While they are losing audience share in the fracturing marketplace, government is offering them some valuable protection while telling streaming newcomers they will have to play by the same regulatory rulebook.
There appears to be a price. Those getting protection are being told to focus more on what makes public service broadcasting distinct, which may mean less of the low-brow and crassly commercial.
Channel 4 has not been allowed to do what ITV and STV have done. Since being set up in the 1980s, it has had to buy in content. That will change under the proposed law, allowing Channel 4 also to make its own in-house productions, and that ought to mean the ability to sell those programmes and license those formats.

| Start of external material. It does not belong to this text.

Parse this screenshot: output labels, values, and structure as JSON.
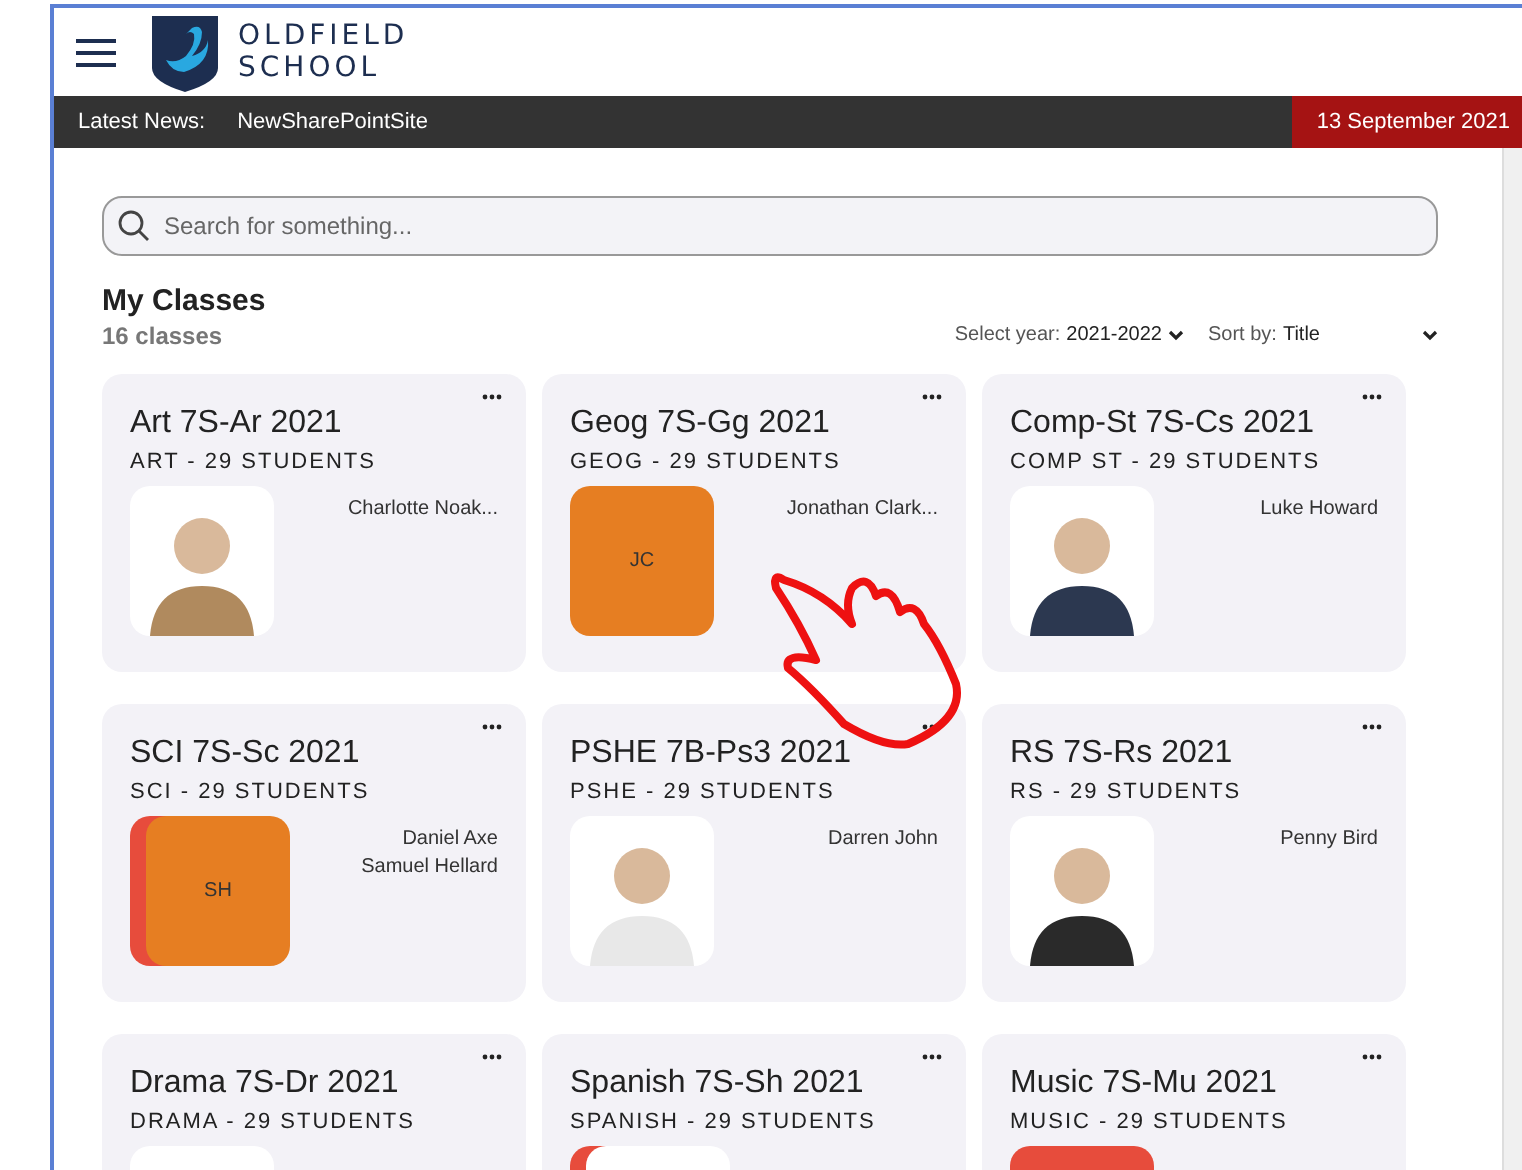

But the prospect of privatising it, which the Conservative government recently wanted to do, appears to have been switched off.
The law is to ensure prominence for Gaelic and BBC Alba in channel choice and to include Gaelic, Irish, Ulster-Scots, Welsh and Cornish as minority languages getting special attention by public service broadcasters.
For commercial radio as well, there are to be protections to ensure they get access to newer platforms such as smart speakers, but at a price of sustaining local news. That has been under pressure as music stations have gone national and lost much of their local identity.